Aron Kole is a business leader and agricultural executive, with more than 14 years of versatile agricultural industry experience, covering agronomy, business development project management and strategic leadership.

This experience is backed by a Master’s Degree in Business Administration (MBA) and strategic leadership and advanced project management qualifications.

He has a wealth of knowledge and experience in designing bespoke agricultural solutions and agricultural support programs, directly with producers and corporates thereby ensuring alignment and shared value.

Dr Mohammad Karaan is Professor in Agricultural Economics at Stellenbosch University, where he graduated with a PhD (Agric) in 2006. He joined the Development Bank of Southern Africa as an economist and thereafter joined the Rural Foundation as Head of Research.

In 1996, he joined Stellenbosch University as a lecturer in the Faculty of Agriculture and became Dean of the Faculty of AgriSciences in October 2008, and was reappointed in November 2013 for a second term.

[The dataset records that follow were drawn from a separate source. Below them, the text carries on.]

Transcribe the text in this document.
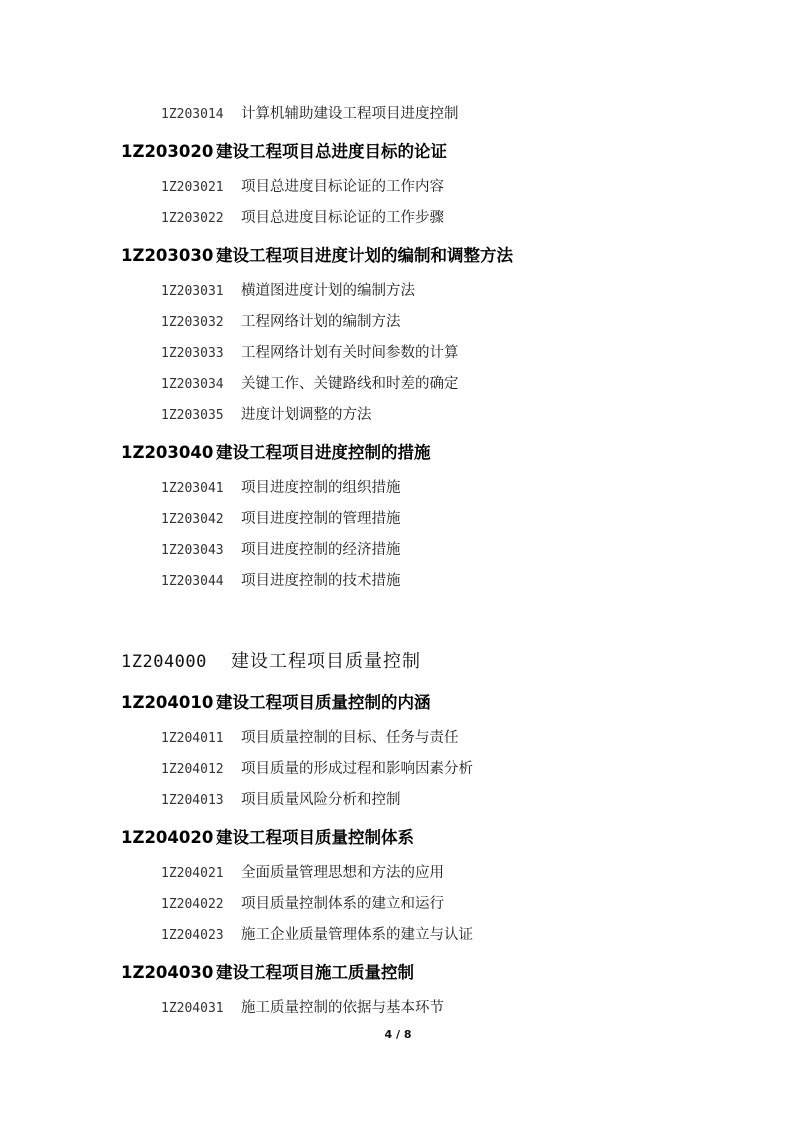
1Z203014	计算机辅助建设工程项目进度控制
1Z203020 建设工程项目总进度目标的论证
1Z203021	项目总进度目标论证的工作内容
1Z203022	项目总进度目标论证的工作步骤
1Z203030 建设工程项目进度计划的编制和调整方法
1Z203031	横道图进度计划的编制方法
1Z203032	工程网络计划的编制方法
1Z203033	工程网络计划有关时间参数的计算
1Z203034	关键工作、关键路线和时差的确定
1Z203035	进度计划调整的方法
1Z203040 建设工程项目进度控制的措施
1Z203041	项目进度控制的组织措施
1Z203042	项目进度控制的管理措施
1Z203043	项目进度控制的经济措施
1Z203044	项目进度控制的技术措施
1Z204000	建设工程项目质量控制
1Z204010 建设工程项目质量控制的内涵
1Z204011	项目质量控制的目标、任务与责任
1Z204012	项目质量的形成过程和影响因素分析
1Z204013	项目质量风险分析和控制
1Z204020 建设工程项目质量控制体系
1Z204021	全面质量管理思想和方法的应用
1Z204022	项目质量控制体系的建立和运行
1Z204023	施工企业质量管理体系的建立与认证
1Z204030 建设工程项目施工质量控制
1Z204031	施工质量控制的依据与基本环节
4 / 8
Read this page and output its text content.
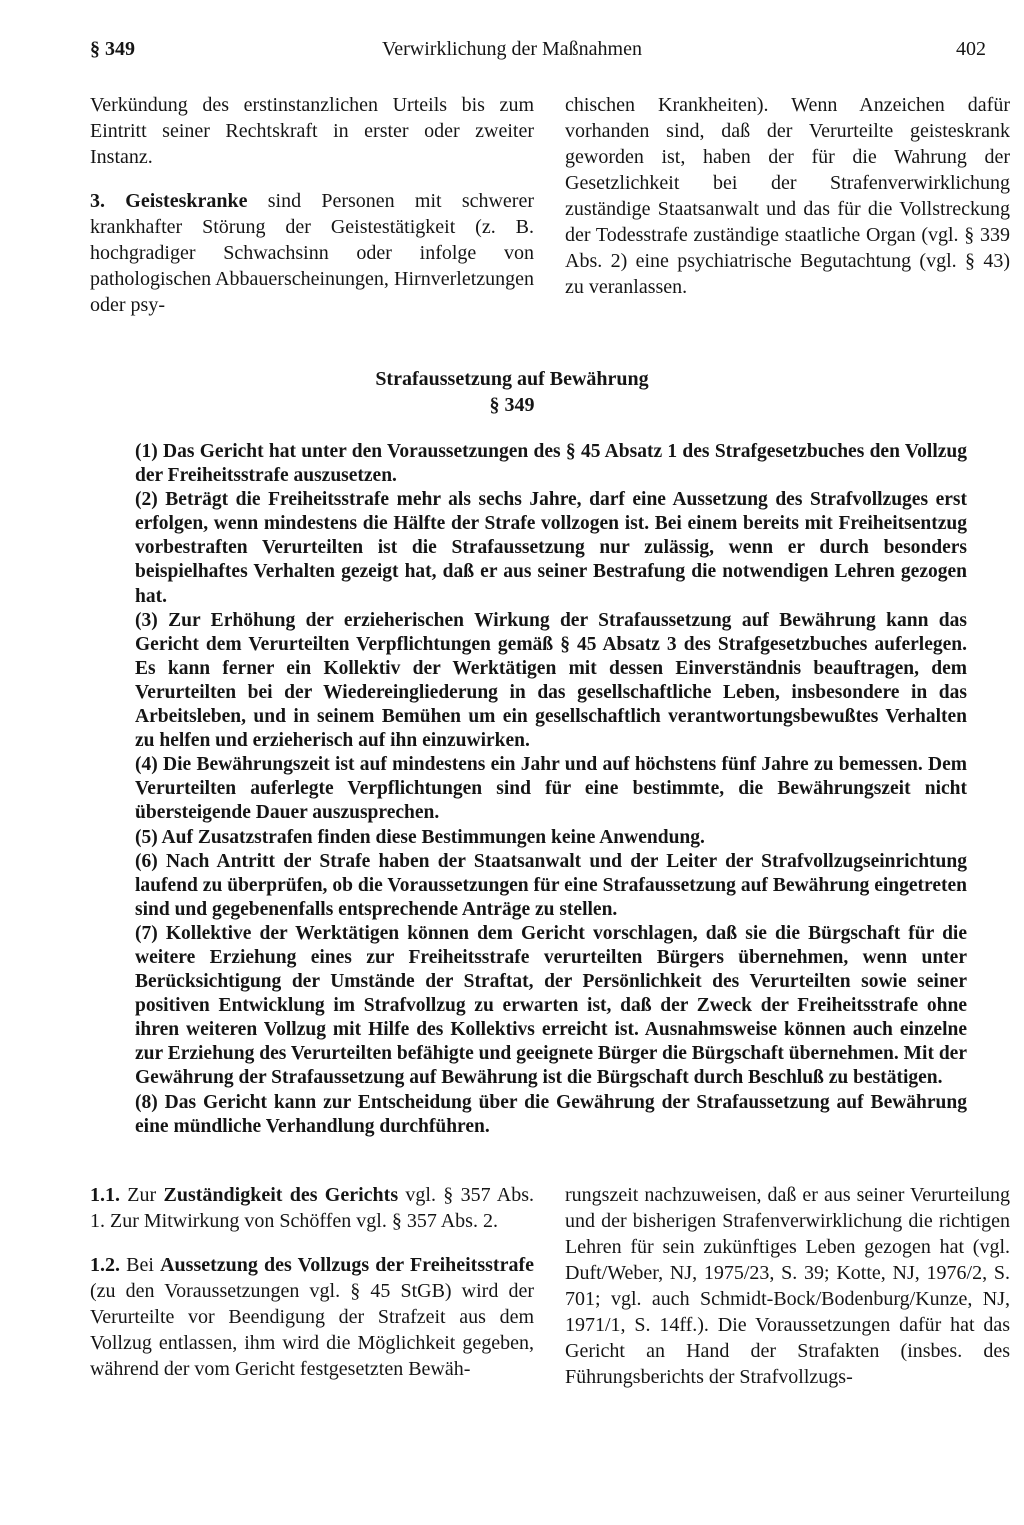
§ 349	Verwirklichung der Maßnahmen	402

Verkündung des erstinstanzlichen Urteils bis zum Eintritt seiner Rechtskraft in erster oder zweiter Instanz.

3. Geisteskranke sind Personen mit schwerer krankhafter Störung der Geistestätigkeit (z. B. hochgradiger Schwachsinn oder infolge von pathologischen Abbauerscheinungen, Hirnverletzungen oder psy-

chischen Krankheiten). Wenn Anzeichen dafür vorhanden sind, daß der Verurteilte geisteskrank geworden ist, haben der für die Wahrung der Gesetzlichkeit bei der Strafenverwirklichung zuständige Staatsanwalt und das für die Vollstreckung der Todesstrafe zuständige staatliche Organ (vgl. § 339 Abs. 2) eine psychiatrische Begutachtung (vgl. § 43) zu veranlassen.

Strafaussetzung auf Bewährung
§ 349

(1) Das Gericht hat unter den Voraussetzungen des § 45 Absatz 1 des Strafgesetzbuches den Vollzug der Freiheitsstrafe auszusetzen.

(2) Beträgt die Freiheitsstrafe mehr als sechs Jahre, darf eine Aussetzung des Strafvollzuges erst erfolgen, wenn mindestens die Hälfte der Strafe vollzogen ist. Bei einem bereits mit Freiheitsentzug vorbestraften Verurteilten ist die Strafaussetzung nur zulässig, wenn er durch besonders beispielhaftes Verhalten gezeigt hat, daß er aus seiner Bestrafung die notwendigen Lehren gezogen hat.

(3) Zur Erhöhung der erzieherischen Wirkung der Strafaussetzung auf Bewährung kann das Gericht dem Verurteilten Verpflichtungen gemäß § 45 Absatz 3 des Strafgesetzbuches auferlegen. Es kann ferner ein Kollektiv der Werktätigen mit dessen Einverständnis beauftragen, dem Verurteilten bei der Wiedereingliederung in das gesellschaftliche Leben, insbesondere in das Arbeitsleben, und in seinem Bemühen um ein gesellschaftlich verantwortungsbewußtes Verhalten zu helfen und erzieherisch auf ihn einzuwirken.

(4) Die Bewährungszeit ist auf mindestens ein Jahr und auf höchstens fünf Jahre zu bemessen. Dem Verurteilten auferlegte Verpflichtungen sind für eine bestimmte, die Bewährungszeit nicht übersteigende Dauer auszusprechen.

(5) Auf Zusatzstrafen finden diese Bestimmungen keine Anwendung.

(6) Nach Antritt der Strafe haben der Staatsanwalt und der Leiter der Strafvollzugseinrichtung laufend zu überprüfen, ob die Voraussetzungen für eine Strafaussetzung auf Bewährung eingetreten sind und gegebenenfalls entsprechende Anträge zu stellen.

(7) Kollektive der Werktätigen können dem Gericht vorschlagen, daß sie die Bürgschaft für die weitere Erziehung eines zur Freiheitsstrafe verurteilten Bürgers übernehmen, wenn unter Berücksichtigung der Umstände der Straftat, der Persönlichkeit des Verurteilten sowie seiner positiven Entwicklung im Strafvollzug zu erwarten ist, daß der Zweck der Freiheitsstrafe ohne ihren weiteren Vollzug mit Hilfe des Kollektivs erreicht ist. Ausnahmsweise können auch einzelne zur Erziehung des Verurteilten befähigte und geeignete Bürger die Bürgschaft übernehmen. Mit der Gewährung der Strafaussetzung auf Bewährung ist die Bürgschaft durch Beschluß zu bestätigen.

(8) Das Gericht kann zur Entscheidung über die Gewährung der Strafaussetzung auf Bewährung eine mündliche Verhandlung durchführen.

1.1. Zur Zuständigkeit des Gerichts vgl. § 357 Abs. 1. Zur Mitwirkung von Schöffen vgl. § 357 Abs. 2.

1.2. Bei Aussetzung des Vollzugs der Freiheitsstrafe (zu den Voraussetzungen vgl. § 45 StGB) wird der Verurteilte vor Beendigung der Strafzeit aus dem Vollzug entlassen, ihm wird die Möglichkeit gegeben, während der vom Gericht festgesetzten Bewäh-

rungszeit nachzuweisen, daß er aus seiner Verurteilung und der bisherigen Strafenverwirklichung die richtigen Lehren für sein zukünftiges Leben gezogen hat (vgl. Duft/Weber, NJ, 1975/23, S. 39; Kotte, NJ, 1976/2, S. 701; vgl. auch Schmidt-Bock/Bodenburg/Kunze, NJ, 1971/1, S. 14ff.). Die Voraussetzungen dafür hat das Gericht an Hand der Strafakten (insbes. des Führungsberichts der Strafvollzugs-
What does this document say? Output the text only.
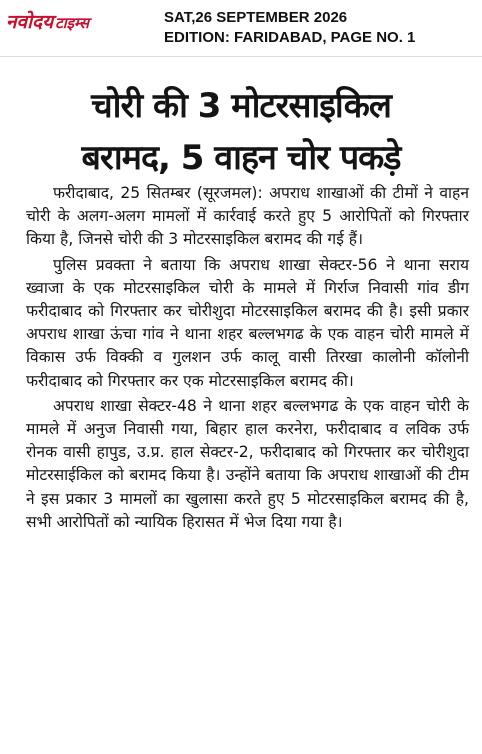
नवोदय टाइम्स	SAT,26 SEPTEMBER 2026
EDITION: FARIDABAD, PAGE NO. 1
चोरी की 3 मोटरसाइकिल
बरामद, 5 वाहन चोर पकड़े

फरीदाबाद, 25 सितम्बर (सूरजमल): अपराध शाखाओं की टीमों ने वाहन चोरी के अलग-अलग मामलों में कार्रवाई करते हुए 5 आरोपितों को गिरफ्तार किया है, जिनसे चोरी की 3 मोटरसाइकिल बरामद की गई हैं।

पुलिस प्रवक्ता ने बताया कि अपराध शाखा सेक्टर-56 ने थाना सराय ख्वाजा के एक मोटरसाइकिल चोरी के मामले में गिर्राज निवासी गांव डीग फरीदाबाद को गिरफ्तार कर चोरीशुदा मोटरसाइकिल बरामद की है। इसी प्रकार अपराध शाखा ऊंचा गांव ने थाना शहर बल्लभगढ के एक वाहन चोरी मामले में विकास उर्फ विक्की व गुलशन उर्फ कालू वासी तिरखा कालोनी कॉलोनी फरीदाबाद को गिरफ्तार कर एक मोटरसाइकिल बरामद की।

अपराध शाखा सेक्टर-48 ने थाना शहर बल्लभगढ के एक वाहन चोरी के मामले में अनुज निवासी गया, बिहार हाल करनेरा, फरीदाबाद व लविक उर्फ रोनक वासी हापुड, उ.प्र. हाल सेक्टर-2, फरीदाबाद को गिरफ्तार कर चोरीशुदा मोटरसाईकिल को बरामद किया है। उन्होंने बताया कि अपराध शाखाओं की टीम ने इस प्रकार 3 मामलों का खुलासा करते हुए 5 मोटरसाइकिल बरामद की है, सभी आरोपितों को न्यायिक हिरासत में भेज दिया गया है।
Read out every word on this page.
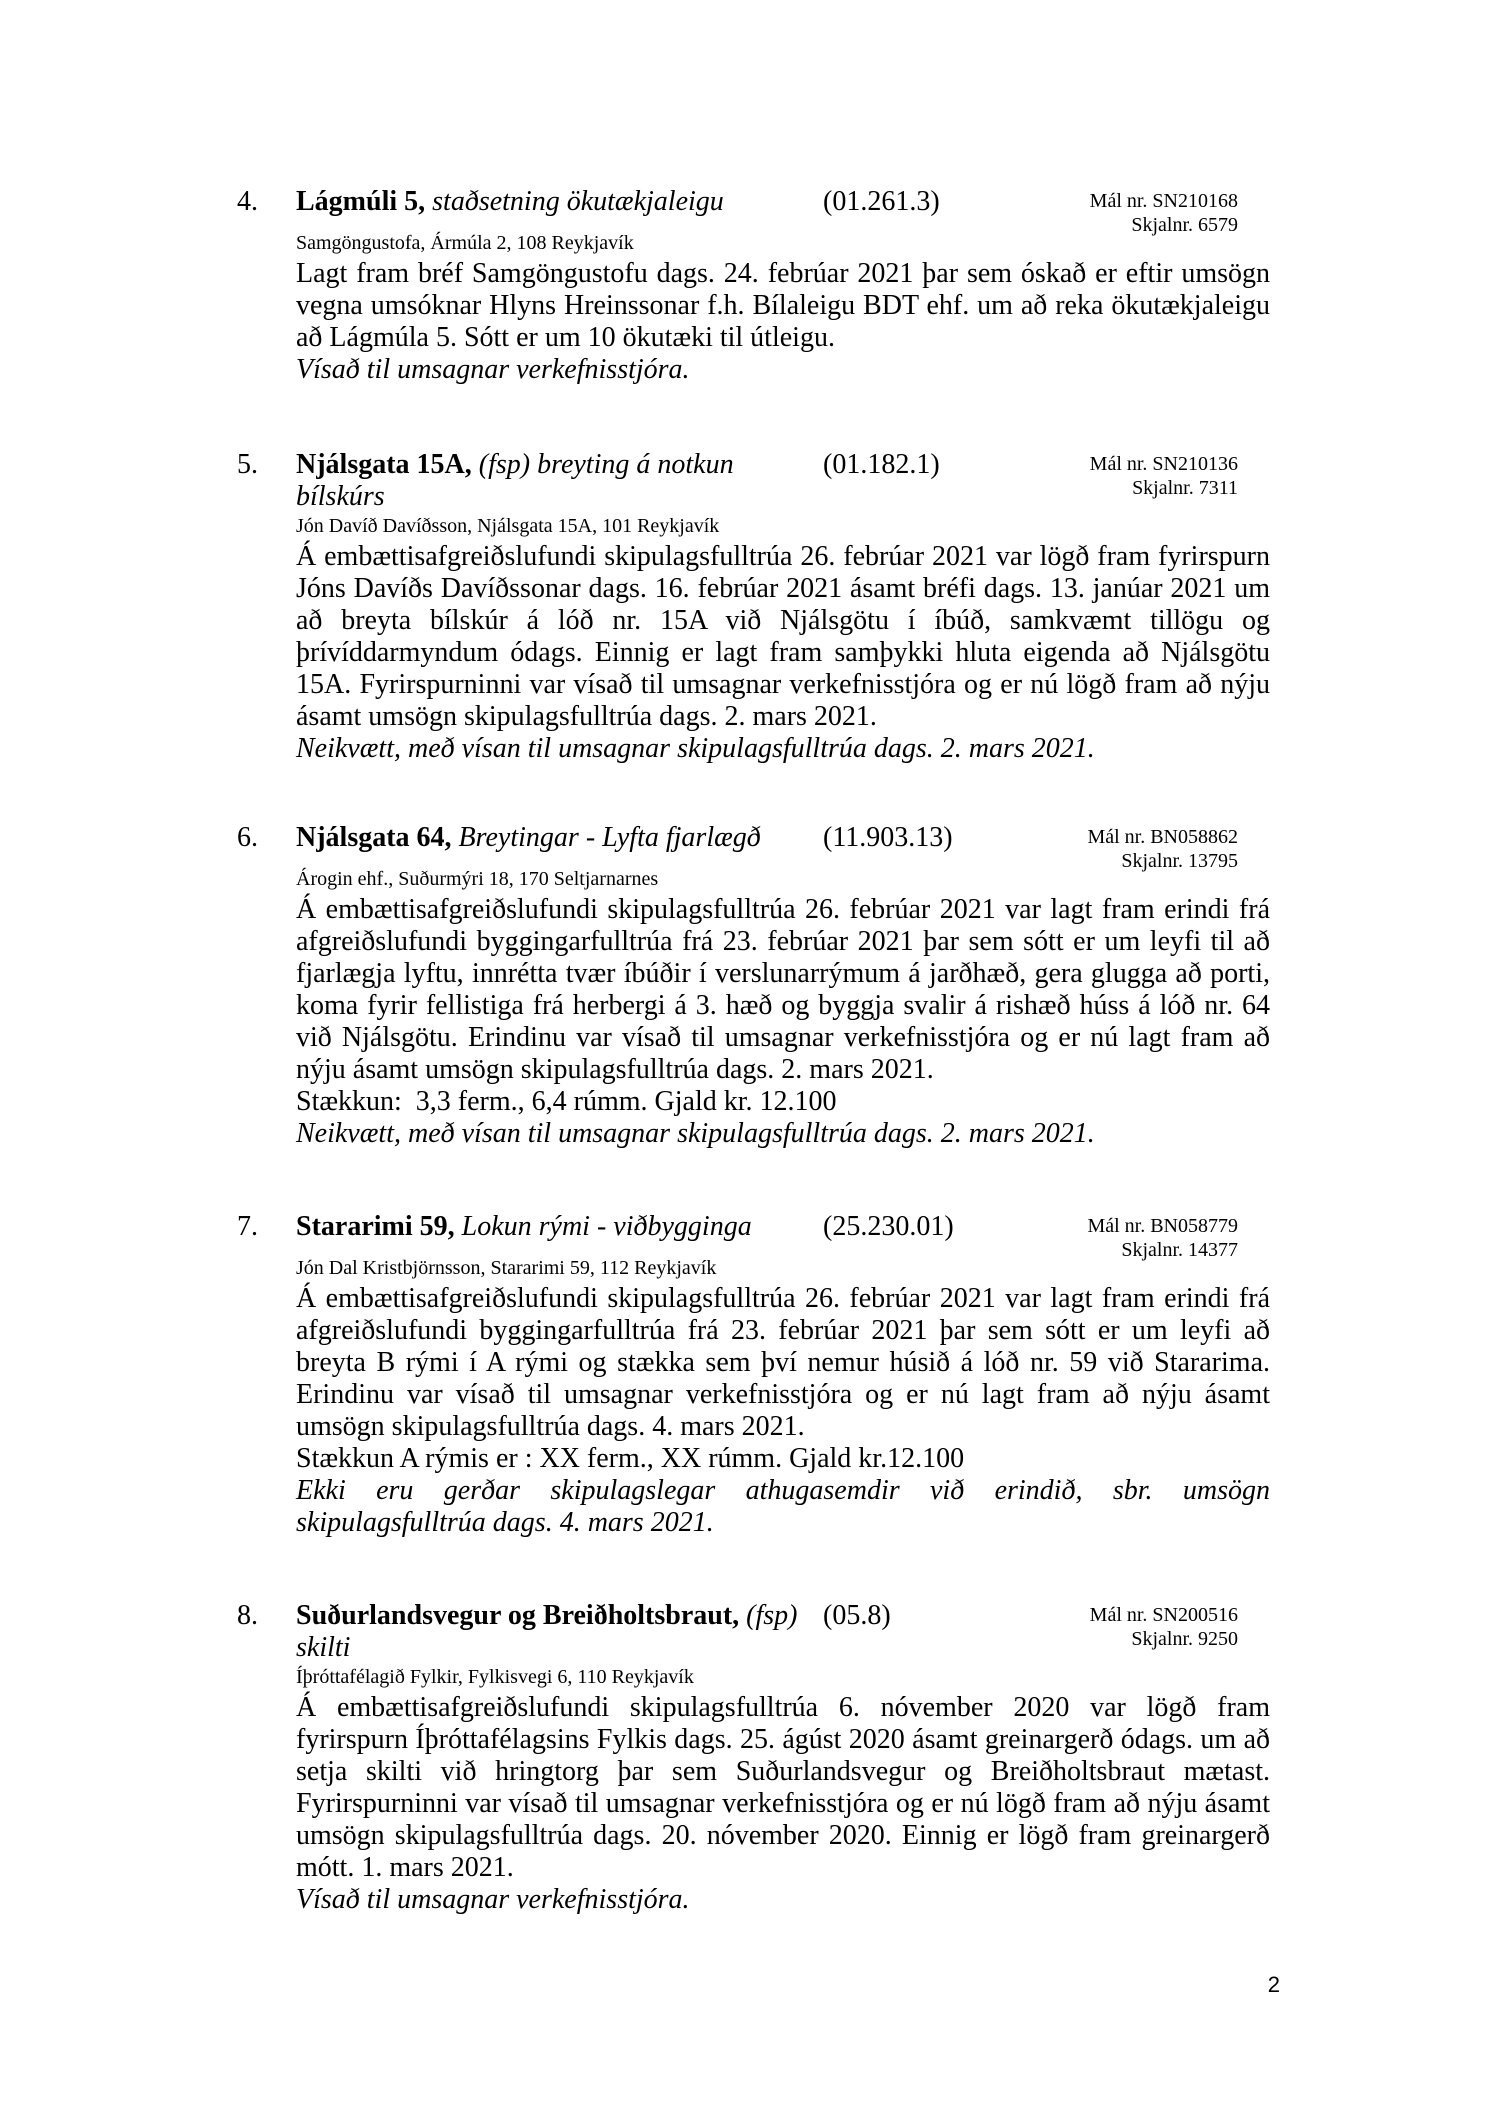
4. Lágmúli 5, staðsetning ökutækjaleigu	(01.261.3)	Mál nr. SN210168
Skjalnr. 6579
Samgöngustofa, Ármúla 2, 108 Reykjavík

Lagt fram bréf Samgöngustofu dags. 24. febrúar 2021 þar sem óskað er eftir umsögn vegna umsóknar Hlyns Hreinssonar f.h. Bílaleigu BDT ehf. um að reka ökutækjaleigu að Lágmúla 5. Sótt er um 10 ökutæki til útleigu.

Vísað til umsagnar verkefnisstjóra.

5. Njálsgata 15A, (fsp) breyting á notkun	(01.182.1)	Mál nr. SN210136
Skjalnr. 7311
bílskúrs
Jón Davíð Davíðsson, Njálsgata 15A, 101 Reykjavík

Á embættisafgreiðslufundi skipulagsfulltrúa 26. febrúar 2021 var lögð fram fyrirspurn Jóns Davíðs Davíðssonar dags. 16. febrúar 2021 ásamt bréfi dags. 13. janúar 2021 um að breyta bílskúr á lóð nr. 15A við Njálsgötu í íbúð, samkvæmt tillögu og þrívíddarmyndum ódags. Einnig er lagt fram samþykki hluta eigenda að Njálsgötu 15A. Fyrirspurninni var vísað til umsagnar verkefnisstjóra og er nú lögð fram að nýju ásamt umsögn skipulagsfulltrúa dags. 2. mars 2021.

Neikvætt, með vísan til umsagnar skipulagsfulltrúa dags. 2. mars 2021.

6. Njálsgata 64, Breytingar - Lyfta fjarlægð	(11.903.13)	Mál nr. BN058862
Skjalnr. 13795
Árogin ehf., Suðurmýri 18, 170 Seltjarnarnes

Á embættisafgreiðslufundi skipulagsfulltrúa 26. febrúar 2021 var lagt fram erindi frá afgreiðslufundi byggingarfulltrúa frá 23. febrúar 2021 þar sem sótt er um leyfi til að fjarlægja lyftu, innrétta tvær íbúðir í verslunarrýmum á jarðhæð, gera glugga að porti, koma fyrir fellistiga frá herbergi á 3. hæð og byggja svalir á rishæð húss á lóð nr. 64 við Njálsgötu. Erindinu var vísað til umsagnar verkefnisstjóra og er nú lagt fram að nýju ásamt umsögn skipulagsfulltrúa dags. 2. mars 2021.

Stækkun:  3,3 ferm., 6,4 rúmm. Gjald kr. 12.100

Neikvætt, með vísan til umsagnar skipulagsfulltrúa dags. 2. mars 2021.

7. Stararimi 59, Lokun rými - viðbygginga	(25.230.01)	Mál nr. BN058779
Skjalnr. 14377
Jón Dal Kristbjörnsson, Stararimi 59, 112 Reykjavík

Á embættisafgreiðslufundi skipulagsfulltrúa 26. febrúar 2021 var lagt fram erindi frá afgreiðslufundi byggingarfulltrúa frá 23. febrúar 2021 þar sem sótt er um leyfi að breyta B rými í A rými og stækka sem því nemur húsið á lóð nr. 59 við Stararima. Erindinu var vísað til umsagnar verkefnisstjóra og er nú lagt fram að nýju ásamt umsögn skipulagsfulltrúa dags. 4. mars 2021.

Stækkun A rýmis er : XX ferm., XX rúmm. Gjald kr.12.100

Ekki eru gerðar skipulagslegar athugasemdir við erindið, sbr. umsögn skipulagsfulltrúa dags. 4. mars 2021.

8. Suðurlandsvegur og Breiðholtsbraut, (fsp) (05.8)	Mál nr. SN200516
Skjalnr. 9250
skilti
Íþróttafélagið Fylkir, Fylkisvegi 6, 110 Reykjavík

Á embættisafgreiðslufundi skipulagsfulltrúa 6. nóvember 2020 var lögð fram fyrirspurn Íþróttafélagsins Fylkis dags. 25. ágúst 2020 ásamt greinargerð ódags. um að setja skilti við hringtorg þar sem Suðurlandsvegur og Breiðholtsbraut mætast. Fyrirspurninni var vísað til umsagnar verkefnisstjóra og er nú lögð fram að nýju ásamt umsögn skipulagsfulltrúa dags. 20. nóvember 2020. Einnig er lögð fram greinargerð mótt. 1. mars 2021.

Vísað til umsagnar verkefnisstjóra.

2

From May 2014 until May 2015, Prof Karaan served as Acting Vice-Rector at the University. He is former chair of the NAMC and a Commissioner of the NPC. He serves on various boards.

Dr Marc Wegerif has worked on development and human rights issues in a range of organisations for about 30 years, with a focus on food systems, economic justice, and agrarian reform over the last 20 years.

Before taking up his current position as a Development Studies Lecturer, Marc was a post-doctoral research fellow at the Human Economy Programme, University of Pretoria, doing research on food systems and land rights.

Prior to joining academia, Marc was the Land Rights Policy Lead with Oxfam International responsible for global advocacy and coordination of the organisation’s land related policy and advocacy work.

Other recent positions held include consulting to national and international development agencies and holding the position of Food and Land Rights Advisor with Oxfam.

This involved developing Oxfam policies on food and land issues, international campaigning (on trade, climate change, land and food policy), managing several multi-country projects and providing internal advice.

Previous work includes extensive work with at range of South African non-government organisations, including starting and running several development organisations.

Marc obtained his PhD in Rural Sociology from Wageningen University. The focus of the research was on the food system that feeds the large and fast-growing city of Dar es Salaam. His Master’s Degree (obtained cum laude) is in Land and Agrarian Studies from the University of the Western Cape.

André Cloete grew up on a farm near Grabouw and has been dreaming of becoming a farmer since he was six years old. After school he did an agricultural diploma at Kromme Rhee and from there studied irrigation design at the Cape Technikon.

He started working as a surveyor and assistant designer at Elgin Cooperative in Grabouw in 1988, where he stayed for almost seven years before getting appointed as an assistant farm manager at an apple, pear, and plum farm in Elgin.

After 14 years at the farm, he decided to do his own thing and identified five farms, two in Grabouw and three in the Caledon area where he wanted to farm. In December 2008, he got the opportunity to farm on the PLAS farm, Klein Ezelsjacht, where he is still farming today.

Cloete has more than doubled the farm’s production capacity since he started farming there and has won numerous agricultural accolades and awards since then, acknowledging him as a leader in his field.